Topshop, Primark, Warehouse and Other High-Street Favourites Ban Down Feathers Following PETA Exposé
For Immediate Release:
20 July 2016
Sascha Camilli +44 (0) 20 7837 6327, ext 235; [email protected]
TOPSHOP, PRIMARK, WAREHOUSE AND OTHER HIGH-STREET FAVOURITES BAN DOWN FEATHERS FOLLOWING PETA EXPOSÉ
List of Retailers That Refuse to Sell the Feathers Ripped out of Struggling Birds by the Fistful Grows
London – In the wake of a PETA US and PETA Asia exposé showing that workers in China – the source of 80 per cent of the world’s down – pin geese down and rip their feathers out as they struggle and scream, leaving the animals with gaping, bloody wounds, high-street favourites Topshop, Whistles, Miss Selfridge, Warehouse and White Stuff have promised to keep down out of all their future collections.
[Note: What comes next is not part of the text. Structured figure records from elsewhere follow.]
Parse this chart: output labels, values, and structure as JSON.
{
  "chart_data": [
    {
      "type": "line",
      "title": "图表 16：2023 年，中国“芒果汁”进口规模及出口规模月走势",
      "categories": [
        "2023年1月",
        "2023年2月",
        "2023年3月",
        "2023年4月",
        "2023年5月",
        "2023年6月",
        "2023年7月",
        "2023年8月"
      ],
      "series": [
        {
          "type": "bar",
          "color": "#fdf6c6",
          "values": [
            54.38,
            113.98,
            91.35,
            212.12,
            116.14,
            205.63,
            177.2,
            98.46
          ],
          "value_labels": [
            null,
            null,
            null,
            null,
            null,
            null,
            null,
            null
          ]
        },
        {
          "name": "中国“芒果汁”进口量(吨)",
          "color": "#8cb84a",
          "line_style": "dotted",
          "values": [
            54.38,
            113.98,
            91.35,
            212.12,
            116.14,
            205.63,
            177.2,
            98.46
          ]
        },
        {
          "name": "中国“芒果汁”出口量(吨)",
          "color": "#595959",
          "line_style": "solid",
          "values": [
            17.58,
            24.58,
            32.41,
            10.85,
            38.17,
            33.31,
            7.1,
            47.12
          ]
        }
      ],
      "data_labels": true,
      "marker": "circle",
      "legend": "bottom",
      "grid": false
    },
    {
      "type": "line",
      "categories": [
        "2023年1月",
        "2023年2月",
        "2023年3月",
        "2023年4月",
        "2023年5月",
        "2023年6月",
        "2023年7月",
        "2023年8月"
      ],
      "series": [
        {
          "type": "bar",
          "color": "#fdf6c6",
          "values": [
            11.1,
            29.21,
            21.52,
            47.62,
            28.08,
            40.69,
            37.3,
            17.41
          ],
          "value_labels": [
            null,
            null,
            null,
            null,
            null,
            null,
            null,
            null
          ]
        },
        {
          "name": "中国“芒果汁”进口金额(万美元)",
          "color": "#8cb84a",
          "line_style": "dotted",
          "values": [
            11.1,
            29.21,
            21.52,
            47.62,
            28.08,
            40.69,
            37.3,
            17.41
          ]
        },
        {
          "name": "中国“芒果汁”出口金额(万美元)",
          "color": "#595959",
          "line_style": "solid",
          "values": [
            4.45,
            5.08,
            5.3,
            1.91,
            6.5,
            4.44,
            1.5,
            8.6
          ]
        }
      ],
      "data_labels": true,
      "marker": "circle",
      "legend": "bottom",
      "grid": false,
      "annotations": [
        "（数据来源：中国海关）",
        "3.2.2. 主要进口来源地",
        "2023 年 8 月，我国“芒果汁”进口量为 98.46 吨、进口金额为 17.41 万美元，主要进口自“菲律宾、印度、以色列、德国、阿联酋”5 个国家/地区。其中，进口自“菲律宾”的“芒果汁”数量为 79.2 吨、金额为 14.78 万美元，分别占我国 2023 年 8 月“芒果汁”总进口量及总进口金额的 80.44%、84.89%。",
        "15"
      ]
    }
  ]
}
PETA – whose motto reads, in part, that “animals are not ours to wear” – has also received down-free pledges from Hobbs, Dr Martens, Oasis, Primark, Wallis, Boohoo, and ASOS (own brand).
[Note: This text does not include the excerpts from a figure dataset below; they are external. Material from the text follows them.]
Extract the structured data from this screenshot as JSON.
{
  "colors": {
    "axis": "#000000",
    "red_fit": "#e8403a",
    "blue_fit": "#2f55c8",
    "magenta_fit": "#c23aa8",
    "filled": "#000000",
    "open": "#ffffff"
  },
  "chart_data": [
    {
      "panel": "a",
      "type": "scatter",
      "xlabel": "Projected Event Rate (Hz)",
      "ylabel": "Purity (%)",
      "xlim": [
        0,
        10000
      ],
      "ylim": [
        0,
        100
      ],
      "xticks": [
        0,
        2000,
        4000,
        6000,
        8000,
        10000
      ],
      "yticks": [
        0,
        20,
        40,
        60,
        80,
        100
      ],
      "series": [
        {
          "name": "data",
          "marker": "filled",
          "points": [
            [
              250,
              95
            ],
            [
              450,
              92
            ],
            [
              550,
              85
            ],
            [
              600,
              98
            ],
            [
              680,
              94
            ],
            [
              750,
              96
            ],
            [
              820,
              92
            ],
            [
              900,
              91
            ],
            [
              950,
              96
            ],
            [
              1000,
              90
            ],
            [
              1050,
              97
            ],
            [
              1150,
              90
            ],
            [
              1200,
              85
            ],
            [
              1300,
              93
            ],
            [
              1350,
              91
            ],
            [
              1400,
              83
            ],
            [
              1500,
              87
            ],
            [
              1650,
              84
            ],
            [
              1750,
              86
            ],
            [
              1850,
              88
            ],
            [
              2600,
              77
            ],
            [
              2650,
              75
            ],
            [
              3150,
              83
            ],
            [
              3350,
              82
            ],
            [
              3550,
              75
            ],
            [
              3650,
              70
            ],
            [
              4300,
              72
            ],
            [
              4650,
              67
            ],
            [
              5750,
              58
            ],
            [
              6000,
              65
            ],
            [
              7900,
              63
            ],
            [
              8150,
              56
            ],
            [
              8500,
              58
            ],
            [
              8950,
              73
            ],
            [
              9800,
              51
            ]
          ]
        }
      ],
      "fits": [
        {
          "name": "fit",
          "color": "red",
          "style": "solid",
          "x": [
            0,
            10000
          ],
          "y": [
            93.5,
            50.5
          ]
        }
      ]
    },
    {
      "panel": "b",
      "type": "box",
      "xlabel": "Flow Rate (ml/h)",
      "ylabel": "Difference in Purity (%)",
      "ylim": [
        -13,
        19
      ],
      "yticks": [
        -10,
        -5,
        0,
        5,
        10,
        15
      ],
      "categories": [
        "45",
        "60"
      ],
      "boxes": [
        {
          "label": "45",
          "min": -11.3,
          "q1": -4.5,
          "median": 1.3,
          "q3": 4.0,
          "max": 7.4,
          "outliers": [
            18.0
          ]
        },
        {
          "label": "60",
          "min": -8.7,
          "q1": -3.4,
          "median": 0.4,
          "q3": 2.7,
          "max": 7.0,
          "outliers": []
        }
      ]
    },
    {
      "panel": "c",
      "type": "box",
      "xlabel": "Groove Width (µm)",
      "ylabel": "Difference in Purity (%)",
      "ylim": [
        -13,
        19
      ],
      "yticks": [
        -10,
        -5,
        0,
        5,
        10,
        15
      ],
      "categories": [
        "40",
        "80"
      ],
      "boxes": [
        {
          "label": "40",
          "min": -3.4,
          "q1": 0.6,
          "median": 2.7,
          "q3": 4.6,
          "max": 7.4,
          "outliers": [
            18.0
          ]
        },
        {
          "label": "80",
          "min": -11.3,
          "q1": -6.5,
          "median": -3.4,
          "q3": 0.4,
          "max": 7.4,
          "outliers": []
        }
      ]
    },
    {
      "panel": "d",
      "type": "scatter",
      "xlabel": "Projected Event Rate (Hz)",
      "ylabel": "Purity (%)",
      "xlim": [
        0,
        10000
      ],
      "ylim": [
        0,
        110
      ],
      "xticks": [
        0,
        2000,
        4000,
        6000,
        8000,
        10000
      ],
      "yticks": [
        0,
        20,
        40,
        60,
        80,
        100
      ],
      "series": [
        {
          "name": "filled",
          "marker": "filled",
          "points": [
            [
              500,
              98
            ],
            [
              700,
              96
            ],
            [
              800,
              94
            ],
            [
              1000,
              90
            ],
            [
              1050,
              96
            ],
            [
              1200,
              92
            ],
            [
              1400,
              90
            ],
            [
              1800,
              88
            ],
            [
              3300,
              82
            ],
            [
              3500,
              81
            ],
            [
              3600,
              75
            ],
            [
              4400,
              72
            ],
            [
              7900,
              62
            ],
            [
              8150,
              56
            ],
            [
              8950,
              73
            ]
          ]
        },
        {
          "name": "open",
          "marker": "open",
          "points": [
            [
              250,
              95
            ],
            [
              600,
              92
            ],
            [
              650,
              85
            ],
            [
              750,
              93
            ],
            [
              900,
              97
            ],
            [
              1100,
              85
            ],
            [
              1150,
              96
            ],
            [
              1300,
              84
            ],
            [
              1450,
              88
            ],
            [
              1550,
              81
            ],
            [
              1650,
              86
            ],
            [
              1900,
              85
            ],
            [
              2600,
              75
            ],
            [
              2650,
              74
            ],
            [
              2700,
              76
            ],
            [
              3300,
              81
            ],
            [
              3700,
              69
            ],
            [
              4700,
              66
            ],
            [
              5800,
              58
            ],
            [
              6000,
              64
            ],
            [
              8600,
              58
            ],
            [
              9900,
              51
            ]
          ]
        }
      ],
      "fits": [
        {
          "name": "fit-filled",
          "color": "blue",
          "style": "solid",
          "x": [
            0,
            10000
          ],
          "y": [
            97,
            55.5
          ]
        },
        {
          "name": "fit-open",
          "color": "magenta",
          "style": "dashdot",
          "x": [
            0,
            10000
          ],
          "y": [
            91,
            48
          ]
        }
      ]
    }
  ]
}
“Just as they did with cruelly obtained angora wool, forward-thinking fashion brands are jumping to meet the demands of today’s compassionate consumers, who want nothing to do with an industry that rips out live birds’ feathers”, says PETA Senior Manager of Corporate Projects Yvonne Taylor. “PETA will continue to work with retailers across the UK to ditch feathers in favour of natural or high-tech synthetic fillers that are hypoallergenic, warm, eco-friendly and infinitely kinder to birds.”
All the farms in the exposé have connections to retail suppliers that are certified by the so-called Responsible Down Standard (RDS), which prohibits live plucking of geese – raising concerns about the legitimacy of the RDS certification.
The down industry also helps support producers of foie gras – which is made by forcing tubes down the throats of geese and ducks and pumping grain into their stomachs until their livers become enlarged and diseased – as the feathers of many of the birds on foie gras farms are sold for down.